The inner suburbs are an area of mainly semi-detached housing. This zone
of the city has developed as the city has spread outwards and people
have wanted a better quality of life. As wages increased in the 1920’s to
the 1950s, people living in the inner city wanted better housing and to
get away from the pollution of the factories. Also many parts of the city
centre and inner city had been damaged by bombing in the First and
Second World Wars.
Therefore, housing estates were developed around the inner city. Council estates of semi-detached
houses were built to accommodate people displaced by the war.
The land becomes cheaper the further away from the CBD (Central Business District) so planning for
new houses was/is common. Estates of larger semi-detached houses were built as people on higher
wages wanted to move away from the inner city into larger houses away from the
Characteristics of semi-detached houses:
• Two houses joined together
• Front and back gardens
• Some quiet cul-de-sacs
Neighbourhood shopping centres were built to serve the areas of private and
council estates. The shops were clustered together and offered a range of
goods and services such as a post office, fish and chip shops, betting shop, hair
dressers, TV and video repairs. People could walk to these centres from the
housing estates but there is often parking for people who wanted to drive.
An example of the inner suburbs would be Kidsgrove and Butt Lane.
The outer suburbs are an area of mainly detached housing. This zone of the city has developed as the
city has spread outwards and people have wanted a better quality of life. The housing in this area of
the city is large in size and have large gardens and garages. These areas are ideal areas for families
with young children due to the size of the housing and safe roads on small estates.

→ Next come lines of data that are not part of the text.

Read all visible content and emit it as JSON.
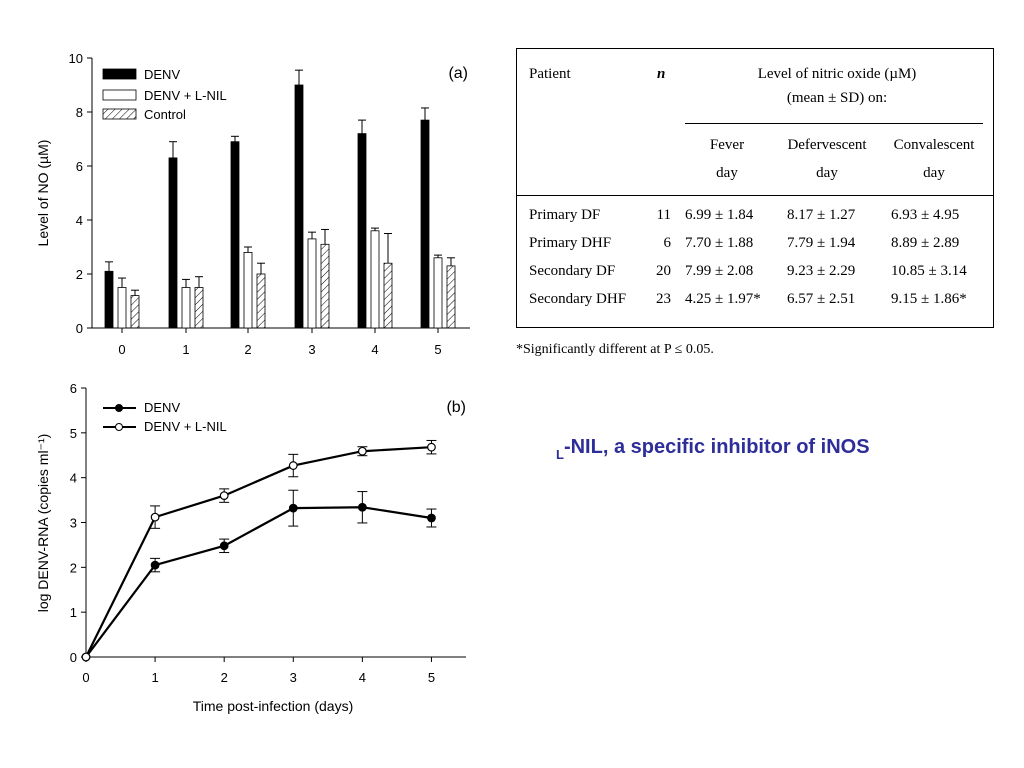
{
  "chart_data": [
    {
      "type": "bar",
      "panel_label": "(a)",
      "ylabel": "Level of NO (µM)",
      "ylim": [
        0,
        10
      ],
      "yticks": [
        0,
        2,
        4,
        6,
        8,
        10
      ],
      "categories": [
        "0",
        "1",
        "2",
        "3",
        "4",
        "5"
      ],
      "series": [
        {
          "name": "DENV",
          "values": [
            2.1,
            6.3,
            6.9,
            9.0,
            7.2,
            7.7
          ],
          "errors": [
            0.35,
            0.6,
            0.2,
            0.55,
            0.5,
            0.45
          ],
          "style": "solid",
          "color": "#000000"
        },
        {
          "name": "DENV + L-NIL",
          "values": [
            1.5,
            1.5,
            2.8,
            3.3,
            3.6,
            2.6
          ],
          "errors": [
            0.35,
            0.3,
            0.2,
            0.25,
            0.1,
            0.1
          ],
          "style": "open",
          "color": "#ffffff"
        },
        {
          "name": "Control",
          "values": [
            1.2,
            1.5,
            2.0,
            3.1,
            2.4,
            2.3
          ],
          "errors": [
            0.2,
            0.4,
            0.4,
            0.55,
            1.1,
            0.3
          ],
          "style": "hatched",
          "color": "#ffffff"
        }
      ]
    },
    {
      "type": "line",
      "panel_label": "(b)",
      "xlabel": "Time post-infection (days)",
      "ylabel": "log DENV-RNA (copies ml⁻¹)",
      "xlim": [
        0,
        5.5
      ],
      "ylim": [
        0,
        6
      ],
      "xticks": [
        0,
        1,
        2,
        3,
        4,
        5
      ],
      "yticks": [
        0,
        1,
        2,
        3,
        4,
        5,
        6
      ],
      "x": [
        0,
        1,
        2,
        3,
        4,
        5
      ],
      "series": [
        {
          "name": "DENV",
          "values": [
            0,
            2.05,
            2.48,
            3.32,
            3.34,
            3.1
          ],
          "errors": [
            0,
            0.15,
            0.15,
            0.4,
            0.35,
            0.2
          ],
          "marker": "filled"
        },
        {
          "name": "DENV + L-NIL",
          "values": [
            0,
            3.12,
            3.6,
            4.27,
            4.59,
            4.68
          ],
          "errors": [
            0,
            0.25,
            0.15,
            0.25,
            0.1,
            0.15
          ],
          "marker": "open"
        }
      ]
    }
  ],
  "table": {
    "headers": {
      "patient": "Patient",
      "n": "n",
      "level_line1": "Level of nitric oxide (µM)",
      "level_line2": "(mean ± SD) on:",
      "fever_1": "Fever",
      "fever_2": "day",
      "deferv_1": "Defervescent",
      "deferv_2": "day",
      "conval_1": "Convalescent",
      "conval_2": "day"
    },
    "rows": [
      {
        "patient": "Primary DF",
        "n": "11",
        "fever": "6.99 ± 1.84",
        "deferv": "8.17 ± 1.27",
        "conval": "6.93 ± 4.95"
      },
      {
        "patient": "Primary DHF",
        "n": "6",
        "fever": "7.70 ± 1.88",
        "deferv": "7.79 ± 1.94",
        "conval": "8.89 ± 2.89"
      },
      {
        "patient": "Secondary DF",
        "n": "20",
        "fever": "7.99 ± 2.08",
        "deferv": "9.23 ± 2.29",
        "conval": "10.85 ± 3.14"
      },
      {
        "patient": "Secondary DHF",
        "n": "23",
        "fever": "4.25 ± 1.97*",
        "deferv": "6.57 ± 2.51",
        "conval": "9.15 ± 1.86*"
      }
    ],
    "footnote": "*Significantly different at P ≤ 0.05."
  },
  "caption": {
    "prefix": "L",
    "text": "-NIL, a specific inhibitor of iNOS",
    "color": "#2e2e9a"
  }
}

Characteristics of semi-detached houses:
• One house on it’s own
• Large front and back gardens
• Garage – often detached from the house and many houses with
double garages to accommodate more than one car
• Many quiet cul-de-sacs and smaller exclusive housing estates
The outer suburbs contain a mixture of land uses including
residential areas and recreational facilities such as golf courses.
Access to open spaces and parks is common. This part of the city is
closest to the countryside and a greenbelt often surrounds the city
here. This is an area of countryside that is protected from further
building to prevent the city from growing outwards and further
damaging the countryside.
As the land in the outer suburbs is so cheap, modern out-of-town shopping
centres have been built recently. These are large shopping centres selling
high-order goods, goods that are more expensive and are bought less
frequently such as clothes, jewellery, and electrical items. These shopping
centres have large, free car parks and good transport links. They are often
easily accessible from motorways or dual carriageways. An example would be Freeport in Talker or the
Modern Factories and warehouses have also set up in the outer suburbs
where land and rent is cheaper and access by road is quick and easy. An
example of this is Trentham Lakes, which has been built on a brownfield
site. This is a derelict site, an old coal mine (colliery), in the city which has been redeveloped into
housing, recreation, including Stoke City Football ground, a gym, hotel and five-a-side football pitches,
car show rooms and warehouses.
An example of the outer suburbs would be Packmoor or Trentham.